# Tires and tubes JD850, JD870, JD950, JD970 - - 5.00-15



## bmaverick (Feb 20, 2014)

Other than that cheap Carlisle brand that rots out too soon, what other 2WD front tire and tube makes are reliable, durable and long lasting? 

From word-of-mouth, the Alliance 303 has an awesome following. But, for my size, it's sold-out everywhere or it's now 3X the price. I can find 6.00-14 all day long though. ugh. This brand is owned by Yokohama. 

I looked into the Firestones as Harvey began his company making rubber tractor tires. The cost for one is $20 more than the Hemi Quad cab tires at $188 each. 

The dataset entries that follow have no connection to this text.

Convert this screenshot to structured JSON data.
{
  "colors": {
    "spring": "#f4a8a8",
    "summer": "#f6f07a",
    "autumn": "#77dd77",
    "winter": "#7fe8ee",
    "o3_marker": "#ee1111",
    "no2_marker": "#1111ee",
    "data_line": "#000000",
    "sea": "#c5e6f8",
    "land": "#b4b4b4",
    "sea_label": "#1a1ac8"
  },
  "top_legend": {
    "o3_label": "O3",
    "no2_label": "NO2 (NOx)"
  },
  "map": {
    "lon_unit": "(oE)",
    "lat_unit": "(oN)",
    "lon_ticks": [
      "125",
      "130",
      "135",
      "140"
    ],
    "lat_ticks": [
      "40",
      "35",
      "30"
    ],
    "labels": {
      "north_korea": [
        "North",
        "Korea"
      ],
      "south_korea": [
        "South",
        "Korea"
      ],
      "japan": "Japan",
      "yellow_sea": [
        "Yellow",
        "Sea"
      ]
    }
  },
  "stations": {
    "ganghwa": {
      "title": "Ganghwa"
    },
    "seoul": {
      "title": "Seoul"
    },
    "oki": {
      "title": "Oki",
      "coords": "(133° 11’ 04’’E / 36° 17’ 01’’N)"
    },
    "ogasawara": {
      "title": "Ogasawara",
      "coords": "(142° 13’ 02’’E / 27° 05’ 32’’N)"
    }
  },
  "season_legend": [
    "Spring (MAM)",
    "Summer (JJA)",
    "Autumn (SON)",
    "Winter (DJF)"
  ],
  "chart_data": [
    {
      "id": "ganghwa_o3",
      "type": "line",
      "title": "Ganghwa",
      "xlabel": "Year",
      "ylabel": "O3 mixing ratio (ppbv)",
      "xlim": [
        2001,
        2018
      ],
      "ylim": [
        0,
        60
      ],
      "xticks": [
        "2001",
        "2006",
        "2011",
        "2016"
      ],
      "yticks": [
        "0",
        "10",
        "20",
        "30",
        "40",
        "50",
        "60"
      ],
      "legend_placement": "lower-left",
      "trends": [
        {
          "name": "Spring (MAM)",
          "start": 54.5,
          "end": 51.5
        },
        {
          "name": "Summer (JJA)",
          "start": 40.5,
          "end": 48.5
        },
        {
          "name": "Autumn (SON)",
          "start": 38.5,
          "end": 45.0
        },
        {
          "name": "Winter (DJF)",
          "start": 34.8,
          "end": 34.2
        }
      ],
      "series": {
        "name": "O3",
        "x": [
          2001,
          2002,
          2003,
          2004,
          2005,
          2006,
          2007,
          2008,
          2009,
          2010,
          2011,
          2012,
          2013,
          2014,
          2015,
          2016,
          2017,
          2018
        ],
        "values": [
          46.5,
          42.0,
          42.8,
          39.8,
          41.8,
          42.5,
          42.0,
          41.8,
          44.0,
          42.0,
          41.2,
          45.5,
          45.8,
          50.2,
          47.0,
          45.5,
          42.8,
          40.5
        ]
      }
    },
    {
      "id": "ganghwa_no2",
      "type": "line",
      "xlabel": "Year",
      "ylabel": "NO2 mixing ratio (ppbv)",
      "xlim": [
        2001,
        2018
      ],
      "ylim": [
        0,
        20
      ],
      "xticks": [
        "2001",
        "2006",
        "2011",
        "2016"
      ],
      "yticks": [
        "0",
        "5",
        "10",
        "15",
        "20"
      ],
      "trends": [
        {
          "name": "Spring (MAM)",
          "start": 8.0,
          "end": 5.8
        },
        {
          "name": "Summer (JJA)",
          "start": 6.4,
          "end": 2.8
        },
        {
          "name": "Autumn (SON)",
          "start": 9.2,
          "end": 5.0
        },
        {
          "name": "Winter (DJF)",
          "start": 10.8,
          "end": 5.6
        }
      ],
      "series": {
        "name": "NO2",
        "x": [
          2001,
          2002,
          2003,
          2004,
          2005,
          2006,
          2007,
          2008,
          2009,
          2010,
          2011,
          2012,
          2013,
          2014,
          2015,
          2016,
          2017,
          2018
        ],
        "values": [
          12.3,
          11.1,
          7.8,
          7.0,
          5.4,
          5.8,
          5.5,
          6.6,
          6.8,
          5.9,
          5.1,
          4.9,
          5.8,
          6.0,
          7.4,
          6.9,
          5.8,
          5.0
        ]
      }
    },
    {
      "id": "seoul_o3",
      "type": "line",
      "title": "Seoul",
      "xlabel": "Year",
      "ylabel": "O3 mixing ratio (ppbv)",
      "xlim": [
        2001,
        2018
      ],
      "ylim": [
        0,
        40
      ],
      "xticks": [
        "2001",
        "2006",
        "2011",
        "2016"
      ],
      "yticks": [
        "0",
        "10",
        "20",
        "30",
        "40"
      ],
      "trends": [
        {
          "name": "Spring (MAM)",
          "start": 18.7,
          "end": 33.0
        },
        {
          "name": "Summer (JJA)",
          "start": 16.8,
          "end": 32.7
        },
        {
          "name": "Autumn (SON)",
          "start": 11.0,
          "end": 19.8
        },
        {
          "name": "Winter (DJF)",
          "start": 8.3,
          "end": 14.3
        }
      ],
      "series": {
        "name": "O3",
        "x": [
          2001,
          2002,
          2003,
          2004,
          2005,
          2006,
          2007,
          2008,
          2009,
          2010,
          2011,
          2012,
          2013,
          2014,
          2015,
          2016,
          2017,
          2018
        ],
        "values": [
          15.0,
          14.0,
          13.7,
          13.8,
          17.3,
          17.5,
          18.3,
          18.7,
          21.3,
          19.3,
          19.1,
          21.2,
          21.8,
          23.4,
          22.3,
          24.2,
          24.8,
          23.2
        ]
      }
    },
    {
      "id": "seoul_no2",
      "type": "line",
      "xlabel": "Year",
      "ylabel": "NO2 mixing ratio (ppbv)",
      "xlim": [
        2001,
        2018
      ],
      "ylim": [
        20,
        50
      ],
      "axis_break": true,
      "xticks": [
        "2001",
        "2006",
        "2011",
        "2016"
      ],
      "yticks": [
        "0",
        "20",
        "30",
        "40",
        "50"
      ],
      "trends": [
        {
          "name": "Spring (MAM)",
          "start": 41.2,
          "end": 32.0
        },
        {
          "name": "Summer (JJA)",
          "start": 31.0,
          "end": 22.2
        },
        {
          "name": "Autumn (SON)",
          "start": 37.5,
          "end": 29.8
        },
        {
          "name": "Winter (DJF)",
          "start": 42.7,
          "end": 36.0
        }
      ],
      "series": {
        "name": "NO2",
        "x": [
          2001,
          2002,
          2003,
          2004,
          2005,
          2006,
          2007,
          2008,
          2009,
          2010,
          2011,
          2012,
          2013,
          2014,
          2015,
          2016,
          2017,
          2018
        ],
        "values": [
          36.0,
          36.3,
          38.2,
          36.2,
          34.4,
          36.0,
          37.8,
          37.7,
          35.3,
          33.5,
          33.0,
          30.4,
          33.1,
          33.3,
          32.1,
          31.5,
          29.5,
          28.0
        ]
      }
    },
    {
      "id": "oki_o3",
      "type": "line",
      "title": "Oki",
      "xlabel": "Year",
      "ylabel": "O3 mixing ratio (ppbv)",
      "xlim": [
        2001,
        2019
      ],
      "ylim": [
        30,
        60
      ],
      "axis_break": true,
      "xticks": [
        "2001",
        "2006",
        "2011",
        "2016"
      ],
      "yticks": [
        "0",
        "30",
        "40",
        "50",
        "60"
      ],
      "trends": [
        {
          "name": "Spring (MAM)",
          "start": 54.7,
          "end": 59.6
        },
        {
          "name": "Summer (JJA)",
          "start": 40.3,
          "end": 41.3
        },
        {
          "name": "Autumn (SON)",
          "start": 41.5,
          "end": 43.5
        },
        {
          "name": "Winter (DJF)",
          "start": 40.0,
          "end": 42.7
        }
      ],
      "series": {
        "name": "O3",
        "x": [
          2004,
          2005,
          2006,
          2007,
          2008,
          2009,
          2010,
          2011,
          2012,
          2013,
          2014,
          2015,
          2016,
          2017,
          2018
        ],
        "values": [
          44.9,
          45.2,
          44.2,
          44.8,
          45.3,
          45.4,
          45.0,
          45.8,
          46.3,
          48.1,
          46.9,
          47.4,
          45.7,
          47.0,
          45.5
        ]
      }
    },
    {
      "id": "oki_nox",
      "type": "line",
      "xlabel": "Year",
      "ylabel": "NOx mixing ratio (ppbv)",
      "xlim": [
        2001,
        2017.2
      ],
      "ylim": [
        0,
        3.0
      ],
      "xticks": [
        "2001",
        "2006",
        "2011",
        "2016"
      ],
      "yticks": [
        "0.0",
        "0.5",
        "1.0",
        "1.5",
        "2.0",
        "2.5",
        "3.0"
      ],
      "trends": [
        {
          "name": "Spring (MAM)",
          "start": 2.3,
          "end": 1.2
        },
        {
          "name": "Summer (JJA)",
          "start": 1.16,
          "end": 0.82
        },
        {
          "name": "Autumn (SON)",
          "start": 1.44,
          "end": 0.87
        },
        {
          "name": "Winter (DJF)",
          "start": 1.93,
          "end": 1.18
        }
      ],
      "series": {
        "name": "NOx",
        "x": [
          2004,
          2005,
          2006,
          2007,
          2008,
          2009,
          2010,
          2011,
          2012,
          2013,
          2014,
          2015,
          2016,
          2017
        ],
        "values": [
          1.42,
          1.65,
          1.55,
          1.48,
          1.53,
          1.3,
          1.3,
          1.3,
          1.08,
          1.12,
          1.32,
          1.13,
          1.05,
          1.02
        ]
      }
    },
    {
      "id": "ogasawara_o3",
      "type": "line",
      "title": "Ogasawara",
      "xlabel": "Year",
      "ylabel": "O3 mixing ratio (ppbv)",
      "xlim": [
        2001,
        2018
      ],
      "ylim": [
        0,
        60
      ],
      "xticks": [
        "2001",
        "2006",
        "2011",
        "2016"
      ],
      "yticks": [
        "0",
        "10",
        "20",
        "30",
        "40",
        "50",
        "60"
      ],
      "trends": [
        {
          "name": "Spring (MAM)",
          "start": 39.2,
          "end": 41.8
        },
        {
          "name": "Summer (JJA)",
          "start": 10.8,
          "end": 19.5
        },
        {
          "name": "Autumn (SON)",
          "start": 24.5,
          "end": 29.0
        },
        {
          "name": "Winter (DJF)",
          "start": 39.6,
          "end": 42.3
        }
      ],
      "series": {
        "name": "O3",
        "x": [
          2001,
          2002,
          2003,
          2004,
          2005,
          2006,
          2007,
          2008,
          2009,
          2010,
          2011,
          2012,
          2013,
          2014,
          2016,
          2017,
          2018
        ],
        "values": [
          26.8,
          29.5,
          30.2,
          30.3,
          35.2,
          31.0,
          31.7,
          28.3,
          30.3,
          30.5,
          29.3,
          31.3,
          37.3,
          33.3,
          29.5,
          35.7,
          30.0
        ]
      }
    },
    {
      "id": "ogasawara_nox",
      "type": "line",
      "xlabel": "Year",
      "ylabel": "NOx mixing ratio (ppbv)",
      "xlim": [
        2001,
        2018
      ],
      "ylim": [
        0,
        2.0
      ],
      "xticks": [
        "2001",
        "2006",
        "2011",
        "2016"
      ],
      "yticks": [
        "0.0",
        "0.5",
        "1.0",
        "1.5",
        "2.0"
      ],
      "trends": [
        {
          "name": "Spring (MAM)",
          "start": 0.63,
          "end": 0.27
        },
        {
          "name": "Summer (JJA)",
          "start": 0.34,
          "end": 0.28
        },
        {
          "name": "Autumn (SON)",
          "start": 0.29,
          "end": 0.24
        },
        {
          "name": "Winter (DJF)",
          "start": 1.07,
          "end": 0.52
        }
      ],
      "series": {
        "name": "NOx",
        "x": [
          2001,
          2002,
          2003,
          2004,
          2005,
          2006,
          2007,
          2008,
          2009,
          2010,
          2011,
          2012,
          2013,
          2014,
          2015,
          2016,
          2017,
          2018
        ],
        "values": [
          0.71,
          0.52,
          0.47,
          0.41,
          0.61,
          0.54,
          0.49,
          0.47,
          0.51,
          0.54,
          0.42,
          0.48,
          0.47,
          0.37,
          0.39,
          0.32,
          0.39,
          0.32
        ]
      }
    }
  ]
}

Also didn't want tires and tubes made in China. Those see a life of 1 or 2 years for the tube and maybe 5 years for the tire. 

Came across BKT selling Ag tires here. They are India based. India has good rubber resources. Ever see a new Mahindra or Mitsubishi with the tires looking so fresh and the smell will tickle your noise because it's just that potent. 

So, anyone here with experience owning BKT tires? 






Are you a human?







www.newegg.com





or 

Are you a human? 

As the saying goes, anyone ever kick those tires before? 

I really need to know .


----------



## BigT (Sep 15, 2014)

Good Morning Maverick,

For reference purposes, my old Ford 3610 tractor has 6.00-16 "Akuret" brand tires on the front. *Made in India*. They are 10-15 years old and still look good. I cannot remember where or when I got them.


----------



## bmaverick (Feb 20, 2014)

since making this post on the TF site, all of the ads are for - - - Ag tires.


----------